Aviation Report 30 August 1955


The 20 year estimate bye the AEC last week that lies between present research frontiers and the fusion reactor probably refers to the time it will take to tap fusion heat. But it may be thought that rather than use the molecular and chemical processes of twisting heat into thrust, it would be more appropriate to use the new heat source in conjunction with some form of nuclear thrust producer which would be in the form of electrostatic energy. The first two Boeing nuclearjet prototypes now under way are being designed to take either molecular jets or nuclear jets in cse the latter are held up for one reason or another. But the change from molecular to direct nuclear thrust production in conjunction with the thermonuclear reactor is likely to make the aircraft designed around the latter a totally different breed of cat. It is also expected to take longer than two decades, though younger executives in trade might expect to live to see a prototype.

Aviation Report 14 October 1955


Opinion on the prospects of using electrostatic energy for propulsion, and eventually for creation of a local gravitational field isolated from the earth's has naturally polarized into the two opposite extremes. There are those who say it is nonsense from start to finish, and those who are satisfied from performance already physically manifest that it is possible and will produce air vehicles with absolute capabilities and no moving parts. The feasibility of a Mach 3 fighter (the present aim of studies) is dependent on a rather large k extrapolation, considering the pair of saucers that have physically demonstrated the principle only achieved a speed of some 30 fps. But, and this is important, they have attained a working velocity using a very inefficient (even by today's knowledge) form of condenser complex.
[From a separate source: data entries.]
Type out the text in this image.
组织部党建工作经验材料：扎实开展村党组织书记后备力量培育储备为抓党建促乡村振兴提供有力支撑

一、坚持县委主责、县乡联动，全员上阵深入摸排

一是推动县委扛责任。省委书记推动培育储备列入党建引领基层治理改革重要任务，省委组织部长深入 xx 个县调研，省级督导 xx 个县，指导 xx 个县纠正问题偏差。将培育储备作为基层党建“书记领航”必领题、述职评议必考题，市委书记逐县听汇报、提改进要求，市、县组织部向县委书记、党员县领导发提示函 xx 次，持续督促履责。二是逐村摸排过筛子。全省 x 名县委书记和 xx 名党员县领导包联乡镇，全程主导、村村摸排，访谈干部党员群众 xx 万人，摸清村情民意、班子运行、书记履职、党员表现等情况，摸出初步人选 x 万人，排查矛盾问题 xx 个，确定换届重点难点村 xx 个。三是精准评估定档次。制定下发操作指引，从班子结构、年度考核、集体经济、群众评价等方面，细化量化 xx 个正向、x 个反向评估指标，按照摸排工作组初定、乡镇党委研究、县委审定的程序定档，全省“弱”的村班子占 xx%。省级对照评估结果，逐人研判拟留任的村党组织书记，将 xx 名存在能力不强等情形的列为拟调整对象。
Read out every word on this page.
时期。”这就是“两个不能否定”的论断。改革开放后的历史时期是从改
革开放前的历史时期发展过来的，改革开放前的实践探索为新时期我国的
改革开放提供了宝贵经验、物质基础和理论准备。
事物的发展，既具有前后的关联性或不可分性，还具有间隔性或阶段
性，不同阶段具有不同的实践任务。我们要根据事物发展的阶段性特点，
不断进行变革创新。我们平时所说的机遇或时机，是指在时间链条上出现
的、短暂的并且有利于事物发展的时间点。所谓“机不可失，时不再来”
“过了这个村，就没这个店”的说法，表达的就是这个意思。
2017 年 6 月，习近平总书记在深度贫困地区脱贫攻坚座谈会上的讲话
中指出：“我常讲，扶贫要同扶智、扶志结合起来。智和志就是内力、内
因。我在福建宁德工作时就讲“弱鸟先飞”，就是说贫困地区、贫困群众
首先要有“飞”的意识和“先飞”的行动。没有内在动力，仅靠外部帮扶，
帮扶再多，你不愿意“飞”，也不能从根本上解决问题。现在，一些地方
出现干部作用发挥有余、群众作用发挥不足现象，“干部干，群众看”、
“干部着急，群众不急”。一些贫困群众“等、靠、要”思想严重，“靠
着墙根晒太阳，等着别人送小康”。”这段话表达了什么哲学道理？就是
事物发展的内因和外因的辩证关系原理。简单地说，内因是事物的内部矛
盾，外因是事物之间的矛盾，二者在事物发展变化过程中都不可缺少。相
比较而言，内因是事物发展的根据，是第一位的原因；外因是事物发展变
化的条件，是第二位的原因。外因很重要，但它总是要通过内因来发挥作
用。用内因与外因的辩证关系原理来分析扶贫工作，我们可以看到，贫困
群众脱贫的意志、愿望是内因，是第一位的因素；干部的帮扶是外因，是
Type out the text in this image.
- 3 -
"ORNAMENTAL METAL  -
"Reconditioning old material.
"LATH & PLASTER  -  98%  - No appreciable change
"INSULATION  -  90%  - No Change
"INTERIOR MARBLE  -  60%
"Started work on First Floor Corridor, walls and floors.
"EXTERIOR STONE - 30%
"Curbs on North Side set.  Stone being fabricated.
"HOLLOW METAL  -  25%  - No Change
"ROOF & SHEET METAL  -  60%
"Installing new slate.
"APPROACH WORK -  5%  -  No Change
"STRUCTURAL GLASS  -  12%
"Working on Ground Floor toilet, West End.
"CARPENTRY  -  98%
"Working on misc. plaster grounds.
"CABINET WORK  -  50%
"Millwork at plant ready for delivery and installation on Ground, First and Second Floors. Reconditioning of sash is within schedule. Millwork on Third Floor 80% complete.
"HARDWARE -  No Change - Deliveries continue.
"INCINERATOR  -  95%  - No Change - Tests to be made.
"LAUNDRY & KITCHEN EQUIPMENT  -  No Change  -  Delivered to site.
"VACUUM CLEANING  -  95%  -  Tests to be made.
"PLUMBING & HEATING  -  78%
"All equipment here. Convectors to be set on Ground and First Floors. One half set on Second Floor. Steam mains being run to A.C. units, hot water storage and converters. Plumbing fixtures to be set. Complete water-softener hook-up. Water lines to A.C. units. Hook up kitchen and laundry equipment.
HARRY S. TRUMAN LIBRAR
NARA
These humble beginnings are surely as hopeful as Whittle's early postulations.

It was, by the way, largely due to the early references in Aviation report that this work is gathering momentum in the U.S. Similar studies are beginning in France, and in England some men are on the job full time.

Aviation Report 15 November 1955


Companies studying the implications of gravitics are said, in a new statement, to include Glenn Martin, Convair, Sperry-Rand, Sikorsky, Bell, Lear Inc. and Clark Electronics. Other companies who have previously evinced interest include Lockheed, Douglas and Hiller. The remainder are not disinterested, but have not given public support to the new science - which is widening all the time. The approach in the U.S. is in a sense more ambitious than might have been expected. The logical approach, which has been suggested by Aviation Studies, is to concentrate on improving the output of electrostatic rigs in existence that are know to be able to provide thrust. The aim would be to concentrate on electrostatics for propulsion first and widen the practical engineering to include establishment of local field forcelines, independent of those of the earth's, to provide unfettered vertical movement as and when the mathematics develops.

However, the U.S. approach is rather to put money into fundamental theoretical physics of gravitation in an effort first to create the local gravitational field. Working rigs would follow in the wake of the basic discoveries. Probably the correct course would be to sponsor both approaches, and it is now time that the military stepped in with big funds. The trouble about the idealistic approach to gravity is that the aircraft companies do not have the men to conduct such work. There is every expectation in any case that the companies likely to find the answers lie outside the aviation field. These would emerge as the masters of aviation in its broadest sense.

The feeling is therefore that a company like A.T. & T. is most likely to be first in this field. This giant company (unknown in the air and weapons field) has already revolutionized modern warfare with the development of the junction transistor and is expected to find the final answers to absolute vehicle levitation. This therefore is where the bulk of the sponsoring money should go.